The ways people got infected seem to inform us that we carry the novel coronavirus unconsciously the same way we do with another virus, that typical Western perspective of putting the individual’s interests and needs before everything else. The art world is sick of that virus. We notice its latent presence in different contexts and forms: when curators and artists travel without thinking if their presence is essential in the place they visit; when art institutions prioritise the need to realise their program regardless of the ridiculous salaries they can offer to collaborators, interns, artists, and curators; when an art fair pushes its own agenda without even considering the desires and expectations of the community of gallerists, collectors, artists, and curators it supposedly serves and benefits; when we – the art audience – feel we are somehow ‘different’ from the rest of the people working and travelling the world for other business. 

Irene Campolmi at the School of Visual Arts in NYC during her talk in the MA in Curating.

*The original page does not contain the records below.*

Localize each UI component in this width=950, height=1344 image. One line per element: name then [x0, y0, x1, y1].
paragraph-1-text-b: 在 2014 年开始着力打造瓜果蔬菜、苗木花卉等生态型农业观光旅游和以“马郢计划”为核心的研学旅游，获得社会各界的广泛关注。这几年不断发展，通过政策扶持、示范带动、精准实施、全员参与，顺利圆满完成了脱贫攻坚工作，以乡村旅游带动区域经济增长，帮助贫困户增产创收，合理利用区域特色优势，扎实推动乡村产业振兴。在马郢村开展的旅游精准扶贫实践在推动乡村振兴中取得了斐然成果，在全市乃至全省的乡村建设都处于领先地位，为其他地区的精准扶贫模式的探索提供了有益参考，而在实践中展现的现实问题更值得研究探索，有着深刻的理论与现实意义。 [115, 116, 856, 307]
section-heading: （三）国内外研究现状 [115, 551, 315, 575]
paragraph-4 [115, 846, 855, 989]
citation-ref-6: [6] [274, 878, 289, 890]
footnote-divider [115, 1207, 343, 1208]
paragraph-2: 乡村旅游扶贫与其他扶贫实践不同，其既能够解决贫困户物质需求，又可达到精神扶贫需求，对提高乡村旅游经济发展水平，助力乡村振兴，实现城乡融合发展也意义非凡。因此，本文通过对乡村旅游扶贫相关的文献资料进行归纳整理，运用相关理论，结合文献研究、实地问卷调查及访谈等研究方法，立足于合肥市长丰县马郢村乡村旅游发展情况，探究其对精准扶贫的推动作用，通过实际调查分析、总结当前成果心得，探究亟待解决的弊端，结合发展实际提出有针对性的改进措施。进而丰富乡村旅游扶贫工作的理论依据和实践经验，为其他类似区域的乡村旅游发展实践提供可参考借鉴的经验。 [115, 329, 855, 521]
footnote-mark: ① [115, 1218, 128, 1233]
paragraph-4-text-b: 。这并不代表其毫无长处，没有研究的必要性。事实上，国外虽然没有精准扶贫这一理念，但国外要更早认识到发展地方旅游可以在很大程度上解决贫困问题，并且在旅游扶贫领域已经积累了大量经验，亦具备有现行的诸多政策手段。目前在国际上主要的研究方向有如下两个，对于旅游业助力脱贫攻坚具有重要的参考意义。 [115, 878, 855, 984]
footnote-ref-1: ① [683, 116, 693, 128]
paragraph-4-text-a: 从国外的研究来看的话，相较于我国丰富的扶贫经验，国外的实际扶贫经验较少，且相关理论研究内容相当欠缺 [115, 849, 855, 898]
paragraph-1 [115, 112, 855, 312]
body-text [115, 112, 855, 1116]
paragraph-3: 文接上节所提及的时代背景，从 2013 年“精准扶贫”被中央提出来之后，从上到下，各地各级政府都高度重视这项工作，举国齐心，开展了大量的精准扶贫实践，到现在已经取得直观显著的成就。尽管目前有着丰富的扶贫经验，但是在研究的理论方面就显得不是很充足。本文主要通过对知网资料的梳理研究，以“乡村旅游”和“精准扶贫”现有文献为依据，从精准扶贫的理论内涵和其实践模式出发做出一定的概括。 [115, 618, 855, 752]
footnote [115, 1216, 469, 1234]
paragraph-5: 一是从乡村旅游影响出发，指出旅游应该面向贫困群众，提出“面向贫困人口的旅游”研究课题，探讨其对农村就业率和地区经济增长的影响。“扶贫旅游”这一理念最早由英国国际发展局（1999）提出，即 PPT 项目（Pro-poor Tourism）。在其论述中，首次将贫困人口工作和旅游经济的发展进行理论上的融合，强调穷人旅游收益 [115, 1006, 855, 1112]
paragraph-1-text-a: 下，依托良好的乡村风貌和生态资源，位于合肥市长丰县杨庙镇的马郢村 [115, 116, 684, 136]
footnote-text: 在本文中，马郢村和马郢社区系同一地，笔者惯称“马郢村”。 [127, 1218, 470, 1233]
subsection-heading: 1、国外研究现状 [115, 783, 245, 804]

Unfortunately, we are no different than the rest. The art world is a hub of contagion, and we infect each other with our mindless attitude for which our business comes first. As we can stop the increasing numbers of novel coronavirus infections, we can also stop the diffusion of this ‘social’ virus. The quarantine we experience today due to COVID-19 offers us an opportunity to reflect on time, space, and mobility differently. The art world, which always expects you to be there, is nowadays challenged to find ways to come to you. Interestingly, art institutions around the world, from museums to artist-run spaces, are slowly exploring digital platforms to make art accessible online as never before. Superflex’s motto “All data to the people,” could not be more prophetic within a pandemic. 

These days provide everyone the opportunity to imagine new dynamics which could structure the post-pandemic art world. These days teach us to place human interests first and consider the impact of our practice beyond the edge of our skin. If we all use this time alone to question the essence and scope of our artistic and curatorial practices, we might rediscover that vibrant and intimate passion for art that, back in the days, we almost didn’t want to share with anyone. Let us spend time with that passion that we made into a life project, and that urged us to take a distance from social conventions.

Dear art world friends, colleagues, enemies, and competitors, in these times, we are asked to live in quarantine, and it an unconventional condition. We advocate social distancing as the new passive form of activism, mentioning it on hashtags that we hope could gather a critical mass around the topic. Let us use this opportunity to pave the way to construct the community we have only dreamt of before, and, maybe, focus more on connecting emphatically than keeping social distance.

For the last 12 days Irene Campolmi has been in quarantine in Poggibonsi, Tuscany. Like everybody else she goes grocery shopping wearing a face mask and plastic gloves, waiting in line at the pharmacy and the supermarket for many hours.